Would look weird in number in some styles, barely acceptable in others. Would look borderline-weird in issue as well.

journalArticle.issue = "May"
journalArticle.issue = "October"
journalArticle.issue = "spécial anniversaire 1978-1988"

see my last comment.

retorquere commented 6 years ago

In Zotero, only journalArticle and magazineArticle can have issue fields.

retorquere commented 6 years ago

So would detecting /^[A-Z]?[0-9]+(\.[0-9]+)?$/i as number be reasonable? That would leave

journalArticle.issue = "2, (1988)"
journalArticle.issue = "May"
journalArticle.issue = "October"
journalArticle.issue = "Part 1"
journalArticle.issue = "spécial anniversaire 1978-1988"
moewew commented 6 years ago

I'm not great with Regex, but I think that would not match 3-4, 2,3, Suppl. 1. The first two of those are very clearly number, the latter not that clearly, but still number seems better than issue. You may also want to detect Roman numerals and should probably allow things like A, B, C without a number as well.

retorquere commented 6 years ago

3-4 and 2,3 get split up by the first stage, what I have now does:

  1. split by /-+|–|,|\//, and if there are at most two components
  2. of the components, verify that they're roman numerals, or a number preceded by an optional letter, or a sole letter

Anything that doesn't match both rules goes to issue. This only applies to journalArticle and magazineArticle; all the others go to number without any checks.

Suppl. 1 would not get detected on an article so would end up in issue currently.

moewew commented 6 years ago

That's probably as good as it gets if one wants a simple algorithmic solution that uses issue as default.

blip-bloop commented 6 years ago

:robot: this is your friendly neighborhood build bot announcing test build 6116 ("Merge branch 'master' into 925").

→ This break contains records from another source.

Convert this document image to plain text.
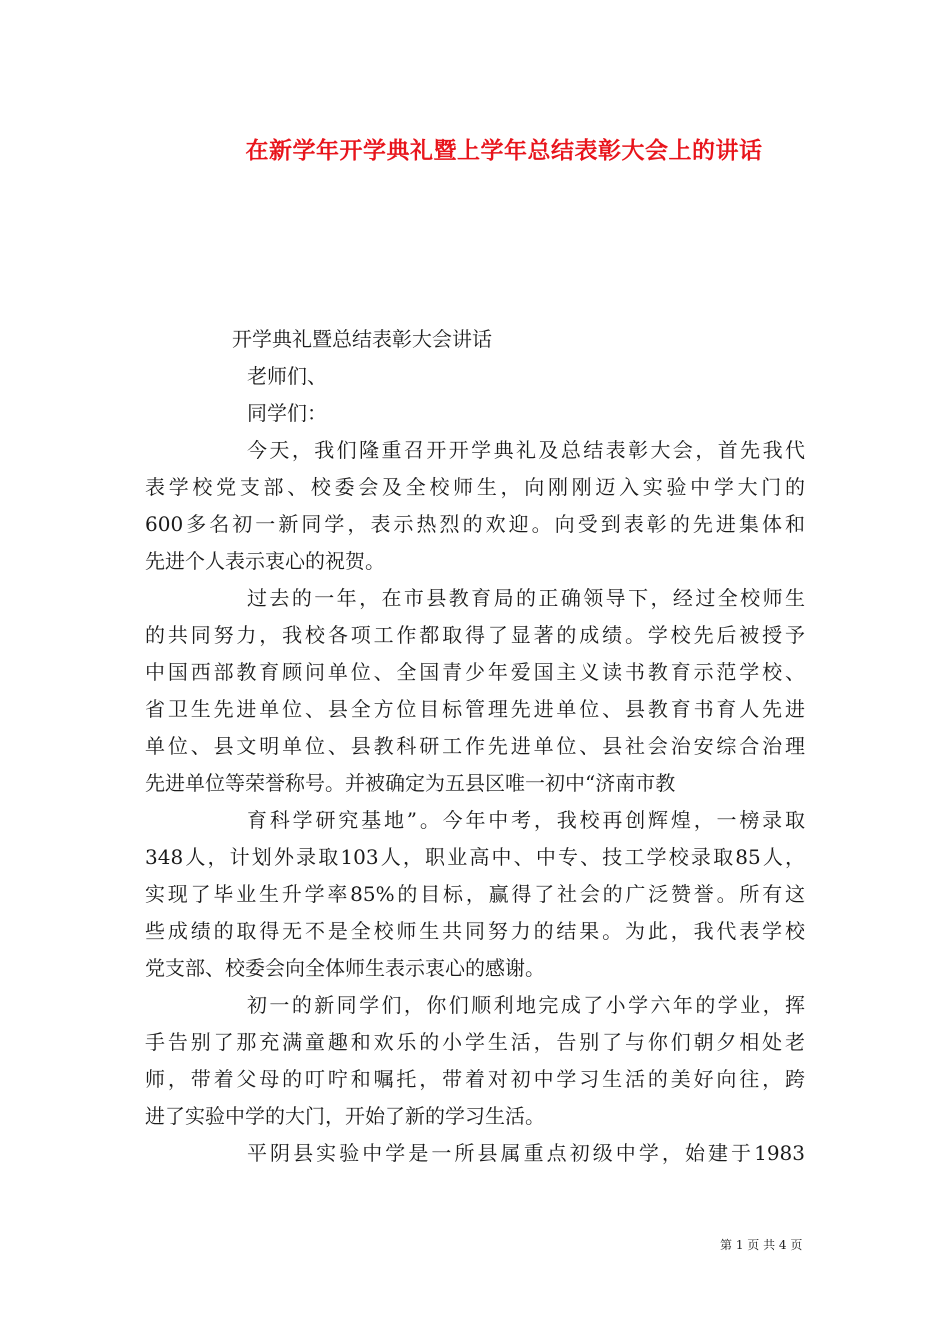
在新学年开学典礼暨上学年总结表彰大会上的讲话
开学典礼暨总结表彰大会讲话
老师们、
同学们：
今天，我们隆重召开开学典礼及总结表彰大会，首先我代
表学校党支部、校委会及全校师生，向刚刚迈入实验中学大门的
600多名初一新同学，表示热烈的欢迎。向受到表彰的先进集体和
先进个人表示衷心的祝贺。
过去的一年，在市县教育局的正确领导下，经过全校师生
的共同努力，我校各项工作都取得了显著的成绩。学校先后被授予
中国西部教育顾问单位、全国青少年爱国主义读书教育示范学校、
省卫生先进单位、县全方位目标管理先进单位、县教育书育人先进
单位、县文明单位、县教科研工作先进单位、县社会治安综合治理
先进单位等荣誉称号。并被确定为五县区唯一初中“济南市教
育科学研究基地”。今年中考，我校再创辉煌，一榜录取
348人，计划外录取103人，职业高中、中专、技工学校录取85人，
实现了毕业生升学率85%的目标，赢得了社会的广泛赞誉。所有这
些成绩的取得无不是全校师生共同努力的结果。为此，我代表学校
党支部、校委会向全体师生表示衷心的感谢。
初一的新同学们，你们顺利地完成了小学六年的学业，挥
手告别了那充满童趣和欢乐的小学生活，告别了与你们朝夕相处老
师，带着父母的叮咛和嘱托，带着对初中学习生活的美好向往，跨
进了实验中学的大门，开始了新的学习生活。
平阴县实验中学是一所县属重点初级中学，始建于1983
第 1 页 共 4 页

retorquere commented 6 years ago

All my tests pass on the new rules. Could you guys give 6116 a go to see if it behaves as you want?

blip-bloop commented 6 years ago

:robot: this is your friendly neighborhood build bot announcing test build 5.0.110.6117.issue-925 ("ncu").

laspic commented 6 years ago

Everything works fine here (with the 5.0.111). Now, the example given in the first post gives:

@article{Bob1996,
  title = {A {{Very Nice Title}}},
  volume = {10},
  **number** = {2},
  journaltitle = {Annual Review of Nothing},
  date = {1996},
  author = {Bob, Bob}
}

@article{John1996,
  title = {A {{Nice Title}}},
  volume = {10},
  **number** = {2-3},
  journaltitle = {Annual Review of Something},
  date = {1996},
  author = {John, John}
}

Thanks a lot!

retorquere commented 6 years ago

Cool, thanks for the confirmation

github-actions[bot] commented 3 years ago

This issue has been automatically locked since there has not been any recent activity after it was closed. Please open a new issue for related bugs.